There’s no question that we need more women engaged in technology on a professional level. According to the Department of Labor Current Population Survey (2012), women made up only 26 percent of the computing workforce. Also, only 18 percent of computer science majors were women.

In 2012, Dow Jones VentureSource revealed women hold only 11 percent of executive technical roles at privately held, venture-backed companies.

The LEADS program, which is an acronym for leadership, economic empowerment, advocacy in the arts, dialogue across differences and service learning, is the brainchild of Dr. Beverly Daniel Tatum, and the vision in action of both Spelman class of 1981 alumna Kim Davis, a JPMorgan Chase executive; and Pamela Carlton, an independent consultant in leadership development. Davis and Carlton were the center’s first co-directors.
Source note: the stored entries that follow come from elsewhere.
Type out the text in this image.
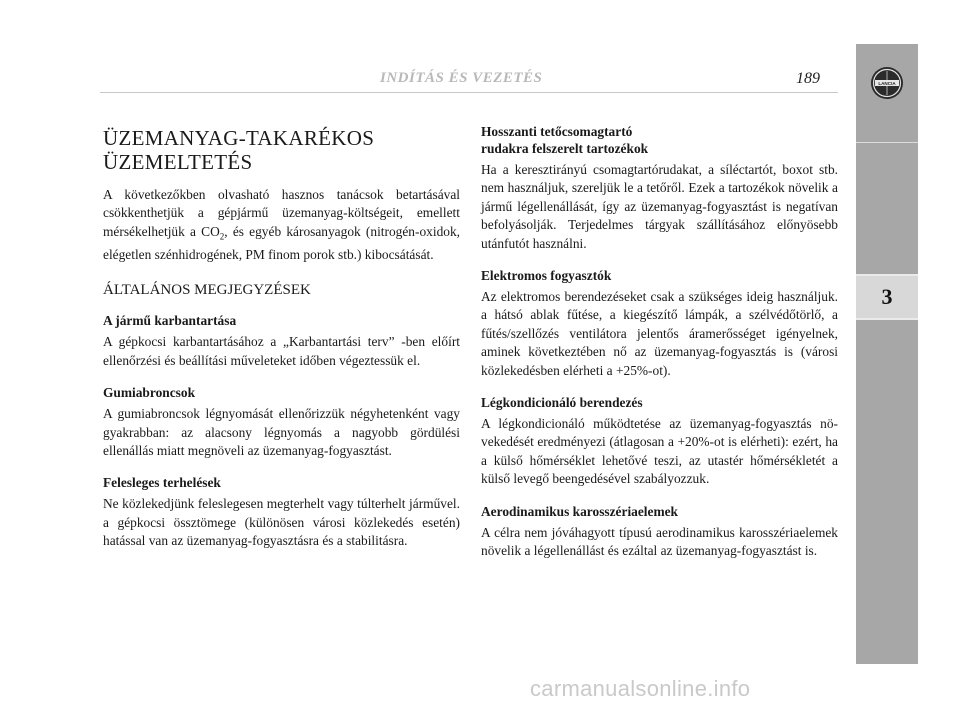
INDÍTÁS ÉS VEZETÉS	189
ÜZEMANYAG-TAKARÉKOS
ÜZEMELTETÉS

A következőkben olvasható hasznos tanácsok betartásával csökkenthetjük a gépjármű üzemanyag-költségeit, emellett mérsékelhetjük a $CO_2$, és egyéb károsanyagok (nitrogén-oxidok, elégetlen szénhidrogének, PM finom porok stb.) kibocsátását.

ÁLTALÁNOS MEGJEGYZÉSEK
A jármű karbantartása

A gépkocsi karbantartásához a „Karbantartási terv” -ben előírt ellenőrzési és beállítási műveleteket időben végeztessük el.

Gumiabroncsok

A gumiabroncsok légnyomását ellenőrizzük négyhetenként vagy gyakrabban: az alacsony légnyomás a nagyobb gördülési ellenállás miatt megnöveli az üzemanyag-fogyasztást.

Felesleges terhelések

Ne közlekedjünk feleslegesen megterhelt vagy túlterhelt járművel. a gépkocsi össztömege (különösen városi közlekedés esetén) hatással van az üzemanyag-fogyasztásra és a stabilitásra.

Hosszanti tetőcsomagtartó
rudakra felszerelt tartozékok

Ha a keresztirányú csomagtartórudakat, a síléctartót, boxot stb. nem használjuk, szereljük le a tetőről. Ezek a tartozékok növelik a jármű légellenállását, így az üzemanyag-fogyasztást is negatívan befolyásolják. Terjedelmes tárgyak szállításához előnyösebb utánfutót használni.

Elektromos fogyasztók

Az elektromos berendezéseket csak a szükséges ideig használjuk. a hátsó ablak fűtése, a kiegészítő lámpák, a szélvédőtörlő, a fűtés/szellőzés ventilátora jelentős áramerősséget igényelnek, aminek következtében nő az üzemanyag-fogyasztás is (városi közlekedésben elérheti a +25%-ot).

Légkondicionáló berendezés

A légkondicionáló működtetése az üzemanyag-fogyasztás növekedését eredményezi (átlagosan a +20%-ot is elérheti): ezért, ha a külső hőmérséklet lehetővé teszi, az utastér hőmérsékletét a külső levegő beengedésével szabályozzuk.

Aerodinamikus karosszériaelemek

A célra nem jóváhagyott típusú aerodinamikus karosszériaelemek növelik a légellenállást és ezáltal az üzemanyag-fogyasztást is.

LANCIA
3
carmanualsonline.info
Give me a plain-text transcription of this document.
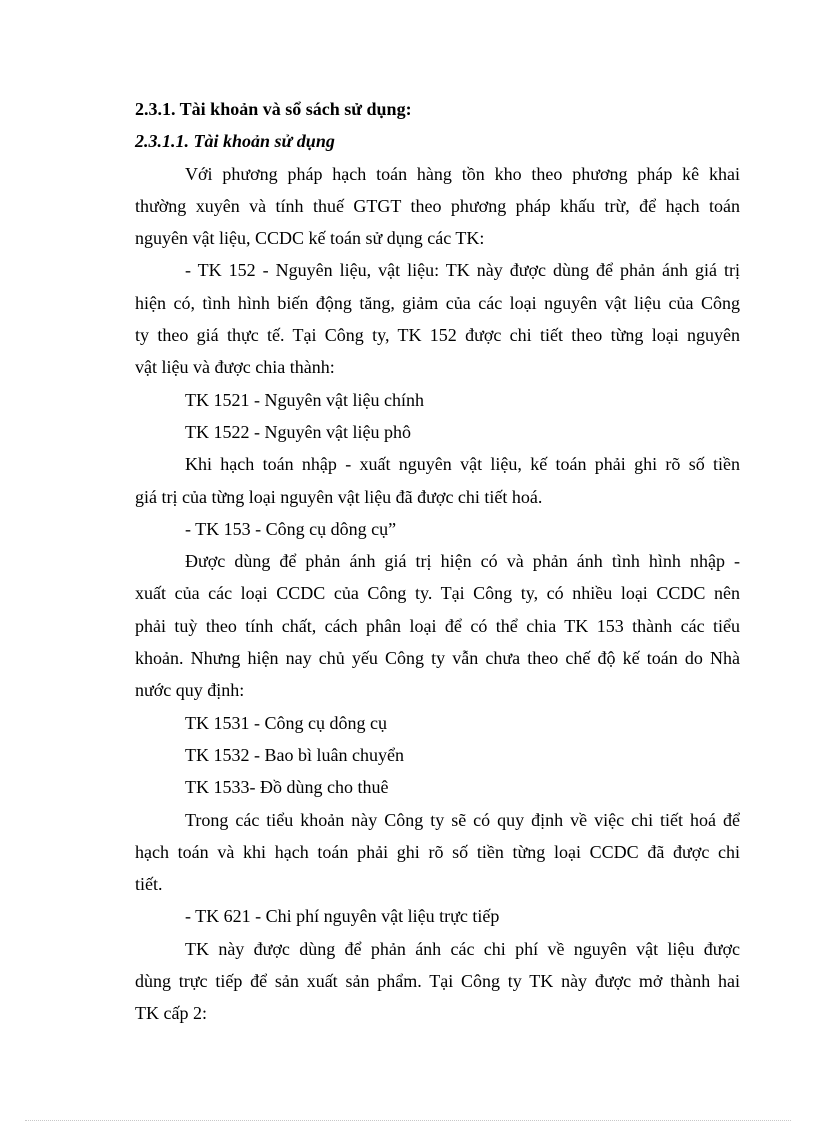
2.3.1. Tài khoản và sổ sách sử dụng:

2.3.1.1. Tài khoản sử dụng

Với phương pháp hạch toán hàng tồn kho theo phương pháp kê khai

thường xuyên và tính thuế GTGT theo phương pháp khấu trừ, để hạch toán

nguyên vật liệu, CCDC kế toán sử dụng các TK:

- TK 152 - Nguyên liệu, vật liệu: TK này được dùng để phản ánh giá trị

hiện có, tình hình biến động tăng, giảm của các loại nguyên vật liệu của Công

ty theo giá thực tế. Tại Công ty, TK 152 được chi tiết theo từng loại nguyên

vật liệu và được chia thành:

TK 1521 - Nguyên vật liệu chính

TK 1522 - Nguyên vật liệu phô

Khi hạch toán nhập - xuất nguyên vật liệu, kế toán phải ghi rõ số tiền

giá trị của từng loại nguyên vật liệu đã được chi tiết hoá.

- TK 153 - Công cụ dông cụ”

Được dùng để phản ánh giá trị hiện có và phản ánh tình hình nhập -

xuất của các loại CCDC của Công ty. Tại Công ty, có nhiều loại CCDC nên

phải tuỳ theo tính chất, cách phân loại để có thể chia TK 153 thành các tiểu

khoản. Nhưng hiện nay chủ yếu Công ty vẫn chưa theo chế độ kế toán do Nhà

nước quy định:

TK 1531 - Công cụ dông cụ

TK 1532 - Bao bì luân chuyển

TK 1533- Đồ dùng cho thuê

Trong các tiểu khoản này Công ty sẽ có quy định về việc chi tiết hoá để

hạch toán và khi hạch toán phải ghi rõ số tiền từng loại CCDC đã được chi

tiết.

- TK 621 - Chi phí nguyên vật liệu trực tiếp

TK này được dùng để phản ánh các chi phí về nguyên vật liệu được

dùng trực tiếp để sản xuất sản phẩm. Tại Công ty TK này được mở thành hai

TK cấp 2:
They began what is now the anchor program of LEADS, the annual conference that showcases Spelman’s interest in having a leadership voice for all women.

In her 2003 inauguration speech, Dr. Tatum expressed leadership was at the heart of Spelman’s mission: “a holistic understanding of leadership development that includes mind, body and spirit – an understanding of leadership that includes the cultivation of wisdom and an understanding of social justice.” In 2004, Dr. Smith was appointed the executive director. This year marks the end of Drs. Tatum and Smith’s journey together. Dr. Tatum retires this year after 13 years in the leadership position.

During the conference’s Closing General Session Luncheon, 13 students did a tribute to Dr. Tatum with each student sharing how she helped to keep the academic institution progressive, including improving the Internet experience by increasing the Internet speed and making wireless coverage accessible throughout the campus, moving student email from Lotus Notes to Gmail, developing a mobile app to register for classes, implementing the student technology peer support center and SpelTech, the MySpelman portal and developing online housing registration.

“I am particularly excited in this moment in 2015 about the work that has been done. Entrepreneurship is a big piece of economic empowerment. When we think about the economy and the impact of the Great Recession in 2008 on the future of all these graduates … of course we are excited that a lot of these companies in this room [sponsors] are recruiting our students and there is no lack of opportunity, at the same time we know we live in an economy where for people of color, the wage gap, income inequality is growing and there is no way to solve that problem other than take your destiny in your own hands and create opportunities, and that is what entrepreneurship is about,” shared Dr. Tatum.

This year’s sponsors included Georgia Power, JPMorgan Chase, Comcast NBCUniversal, Georgia-Pacific, PNC, The Coca-Cola Company, UPS, Delta, Genentech and SunTrust.